The United States Soybean Export Council notes that the majority of fat in soybeans is unsaturated. That’s a feather in the cap of soyfoods compared to animal-based foods, which typically contain significant amounts of saturated fats. The American Heart Association notes saturated fats are sometimes called “solid fats” because they are typically solid at room temperature. When consumed regularly and/or in significant quantities, these types of fats can wreak havoc on cholesterol levels and increase individuals’ risk for heart disease.

Individuals who want to utilize diet to help them realize their health and wellness goals can consider making the following popular soyfoods staples of their daily diets.

Edamame: Edamame can be added to a host of popular dishes, including stir fry, soup and pasta salad. The Illinois Soybean Association notes that edamame also can make for a simple, tasty snack on its own. The ISA recommends adding a sprinkling of the Mexican spice Tajin to enhance the flavor profile of edamame.

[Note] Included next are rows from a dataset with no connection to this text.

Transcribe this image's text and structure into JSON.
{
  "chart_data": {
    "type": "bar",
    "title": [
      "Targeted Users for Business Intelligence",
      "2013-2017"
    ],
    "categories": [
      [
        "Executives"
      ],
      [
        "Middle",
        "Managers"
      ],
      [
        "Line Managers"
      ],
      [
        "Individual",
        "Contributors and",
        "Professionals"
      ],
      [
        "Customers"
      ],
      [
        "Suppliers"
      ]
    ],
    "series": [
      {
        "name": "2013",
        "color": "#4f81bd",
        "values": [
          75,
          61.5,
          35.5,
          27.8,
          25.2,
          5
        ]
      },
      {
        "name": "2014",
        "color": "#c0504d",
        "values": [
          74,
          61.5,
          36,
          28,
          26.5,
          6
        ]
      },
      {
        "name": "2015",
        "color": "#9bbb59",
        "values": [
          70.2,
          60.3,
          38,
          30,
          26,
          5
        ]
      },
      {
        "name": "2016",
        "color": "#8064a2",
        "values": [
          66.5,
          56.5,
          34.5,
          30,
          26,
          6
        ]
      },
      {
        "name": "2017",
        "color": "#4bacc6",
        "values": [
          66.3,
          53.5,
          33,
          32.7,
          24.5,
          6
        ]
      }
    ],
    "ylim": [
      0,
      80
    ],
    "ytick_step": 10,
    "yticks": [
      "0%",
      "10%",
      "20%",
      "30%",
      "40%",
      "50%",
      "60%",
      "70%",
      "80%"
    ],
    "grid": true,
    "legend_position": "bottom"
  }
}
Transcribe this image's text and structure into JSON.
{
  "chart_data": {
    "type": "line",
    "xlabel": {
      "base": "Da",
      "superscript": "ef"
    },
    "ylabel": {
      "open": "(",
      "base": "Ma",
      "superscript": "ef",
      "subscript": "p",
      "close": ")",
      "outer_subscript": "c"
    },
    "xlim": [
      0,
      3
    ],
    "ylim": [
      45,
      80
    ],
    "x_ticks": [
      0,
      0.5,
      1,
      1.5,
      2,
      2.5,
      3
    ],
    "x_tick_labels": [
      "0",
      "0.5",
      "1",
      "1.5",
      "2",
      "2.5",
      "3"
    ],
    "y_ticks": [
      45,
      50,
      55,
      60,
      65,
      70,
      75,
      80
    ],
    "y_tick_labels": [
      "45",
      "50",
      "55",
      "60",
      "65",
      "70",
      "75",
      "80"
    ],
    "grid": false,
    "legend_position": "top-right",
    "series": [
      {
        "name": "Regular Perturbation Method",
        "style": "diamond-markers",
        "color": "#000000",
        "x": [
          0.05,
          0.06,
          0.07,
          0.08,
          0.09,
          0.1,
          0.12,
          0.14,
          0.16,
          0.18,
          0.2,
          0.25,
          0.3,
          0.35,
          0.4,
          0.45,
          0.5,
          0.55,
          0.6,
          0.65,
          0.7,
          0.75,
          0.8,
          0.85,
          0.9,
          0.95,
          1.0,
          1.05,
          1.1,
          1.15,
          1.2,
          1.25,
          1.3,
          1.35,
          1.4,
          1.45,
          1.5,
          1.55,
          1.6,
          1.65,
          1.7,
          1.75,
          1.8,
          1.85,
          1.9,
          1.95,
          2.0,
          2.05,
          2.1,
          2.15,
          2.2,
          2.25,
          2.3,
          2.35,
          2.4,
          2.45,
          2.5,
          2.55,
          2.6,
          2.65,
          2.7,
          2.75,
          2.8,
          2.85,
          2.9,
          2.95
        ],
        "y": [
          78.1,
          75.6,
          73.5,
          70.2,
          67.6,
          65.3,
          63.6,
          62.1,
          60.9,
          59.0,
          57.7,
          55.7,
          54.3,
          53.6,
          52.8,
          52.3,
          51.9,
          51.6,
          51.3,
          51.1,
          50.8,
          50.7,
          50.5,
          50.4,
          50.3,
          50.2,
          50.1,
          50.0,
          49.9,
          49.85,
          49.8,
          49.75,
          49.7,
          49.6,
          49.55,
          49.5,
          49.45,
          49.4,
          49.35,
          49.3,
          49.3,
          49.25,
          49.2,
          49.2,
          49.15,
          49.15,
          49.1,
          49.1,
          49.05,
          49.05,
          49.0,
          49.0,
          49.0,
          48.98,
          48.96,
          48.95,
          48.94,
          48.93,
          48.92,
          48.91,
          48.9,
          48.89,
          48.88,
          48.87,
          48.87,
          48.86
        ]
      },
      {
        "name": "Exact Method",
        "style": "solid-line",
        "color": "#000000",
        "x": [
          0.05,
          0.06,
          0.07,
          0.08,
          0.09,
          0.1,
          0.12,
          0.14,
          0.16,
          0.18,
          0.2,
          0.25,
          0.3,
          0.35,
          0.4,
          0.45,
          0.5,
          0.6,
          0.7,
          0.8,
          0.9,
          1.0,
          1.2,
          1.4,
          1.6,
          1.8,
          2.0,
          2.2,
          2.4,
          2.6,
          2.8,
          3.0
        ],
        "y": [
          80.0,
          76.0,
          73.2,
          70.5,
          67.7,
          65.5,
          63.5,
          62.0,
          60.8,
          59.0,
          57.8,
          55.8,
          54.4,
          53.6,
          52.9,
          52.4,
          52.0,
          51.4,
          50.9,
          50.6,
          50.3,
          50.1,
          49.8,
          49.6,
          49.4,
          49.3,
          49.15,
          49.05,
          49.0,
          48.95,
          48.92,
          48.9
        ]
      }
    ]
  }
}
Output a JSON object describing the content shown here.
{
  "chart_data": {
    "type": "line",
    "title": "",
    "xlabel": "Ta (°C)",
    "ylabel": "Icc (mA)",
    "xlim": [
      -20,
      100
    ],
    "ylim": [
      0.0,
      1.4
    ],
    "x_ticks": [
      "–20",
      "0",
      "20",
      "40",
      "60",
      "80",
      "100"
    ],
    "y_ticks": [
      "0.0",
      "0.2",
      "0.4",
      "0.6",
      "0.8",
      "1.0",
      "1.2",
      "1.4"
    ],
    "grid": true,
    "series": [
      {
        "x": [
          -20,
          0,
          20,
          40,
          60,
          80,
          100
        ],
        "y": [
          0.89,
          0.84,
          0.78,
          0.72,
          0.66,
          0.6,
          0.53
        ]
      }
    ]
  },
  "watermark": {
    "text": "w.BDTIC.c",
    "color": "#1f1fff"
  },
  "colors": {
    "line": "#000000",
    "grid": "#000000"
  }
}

Tofu: The sight of tofu makes some people think of a block of cheese, and that’s not necessarily a bad comparison. Though tofu is made from soy, not dairy, it is condensed soymilk pressed into a block, which is perhaps why it so closely resembles a block of cheese. Tofu has a heart-healthy reputation, as a 2020 study published in the journal Circulation found that people who ate at least one serving of tofu per week had an 18 percent lower risk for heart disease compared to those who rarely ate tofu.

Tempeh: The ISA notes tempeh is a traditional Indonesian dish that is typically made with soybeans. Tempeh is a good source of protein, making it a strong option for people who aspire to get healthy and pivot away from animal-based diets that typically provide ample protein. WebMD reports that tempeh is cholesterol-free and a good source of B vitamins, fiber, iron, and calcium. Some people find tempeh a bit bland on their first encounter, so incorporating it into flavorful dishes like tacos or lasagna can make it more palatable.

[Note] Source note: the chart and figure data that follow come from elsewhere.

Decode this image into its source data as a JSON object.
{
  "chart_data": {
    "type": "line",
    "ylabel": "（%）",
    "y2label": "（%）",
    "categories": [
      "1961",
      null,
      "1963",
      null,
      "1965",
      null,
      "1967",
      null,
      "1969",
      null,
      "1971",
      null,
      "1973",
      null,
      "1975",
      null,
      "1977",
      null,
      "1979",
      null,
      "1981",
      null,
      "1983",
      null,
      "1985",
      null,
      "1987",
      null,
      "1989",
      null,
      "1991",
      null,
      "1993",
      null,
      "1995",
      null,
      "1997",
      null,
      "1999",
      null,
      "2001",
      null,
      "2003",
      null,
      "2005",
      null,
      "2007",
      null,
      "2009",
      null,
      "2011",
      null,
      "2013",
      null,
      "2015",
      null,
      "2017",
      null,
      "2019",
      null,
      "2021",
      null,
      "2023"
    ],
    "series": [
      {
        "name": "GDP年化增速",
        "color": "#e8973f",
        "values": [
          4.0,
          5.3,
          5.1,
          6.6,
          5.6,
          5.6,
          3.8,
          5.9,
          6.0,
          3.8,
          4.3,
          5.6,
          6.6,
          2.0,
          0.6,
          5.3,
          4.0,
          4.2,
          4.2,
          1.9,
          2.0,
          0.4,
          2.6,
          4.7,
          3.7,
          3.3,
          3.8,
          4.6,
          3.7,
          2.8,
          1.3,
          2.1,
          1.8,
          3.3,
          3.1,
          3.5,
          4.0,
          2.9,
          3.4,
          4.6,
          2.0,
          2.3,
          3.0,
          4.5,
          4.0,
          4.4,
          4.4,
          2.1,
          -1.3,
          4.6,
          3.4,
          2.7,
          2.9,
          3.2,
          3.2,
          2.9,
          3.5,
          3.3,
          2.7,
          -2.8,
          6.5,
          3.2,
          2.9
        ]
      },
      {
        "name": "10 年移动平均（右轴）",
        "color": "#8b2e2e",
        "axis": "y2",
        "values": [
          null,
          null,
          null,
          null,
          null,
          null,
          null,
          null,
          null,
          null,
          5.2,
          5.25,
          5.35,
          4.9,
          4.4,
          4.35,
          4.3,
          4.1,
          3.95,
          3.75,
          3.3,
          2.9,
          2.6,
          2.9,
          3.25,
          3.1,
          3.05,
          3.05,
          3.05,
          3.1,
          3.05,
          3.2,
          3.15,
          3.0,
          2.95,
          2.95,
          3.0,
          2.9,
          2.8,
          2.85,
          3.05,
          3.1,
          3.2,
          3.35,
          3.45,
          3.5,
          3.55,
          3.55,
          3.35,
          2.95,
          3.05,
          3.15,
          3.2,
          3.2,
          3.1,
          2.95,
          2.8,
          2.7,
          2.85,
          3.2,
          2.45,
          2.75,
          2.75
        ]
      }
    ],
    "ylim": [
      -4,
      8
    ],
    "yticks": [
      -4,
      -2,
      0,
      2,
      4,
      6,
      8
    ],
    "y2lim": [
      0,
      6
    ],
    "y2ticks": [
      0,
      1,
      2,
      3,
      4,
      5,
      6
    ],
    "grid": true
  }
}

Miso: The United Soybean Board notes miso is a paste made from fermented soybeans, water, salt, and culinary mold known as koji. Miso has a lengthy history in Japan, but it’s increasingly accessible on western menus and in grocery stores as well. A 2019 study published in the journal Hypertension Research found that long-term intake of miso decreases nighttime blood pressure in subjects with high-normal blood pressure or stage I hypertension. Miso is often utilized in salad dressings, sauces and marinades, so it can be a good way to make foods like salad and roasted vegetables more flavorful.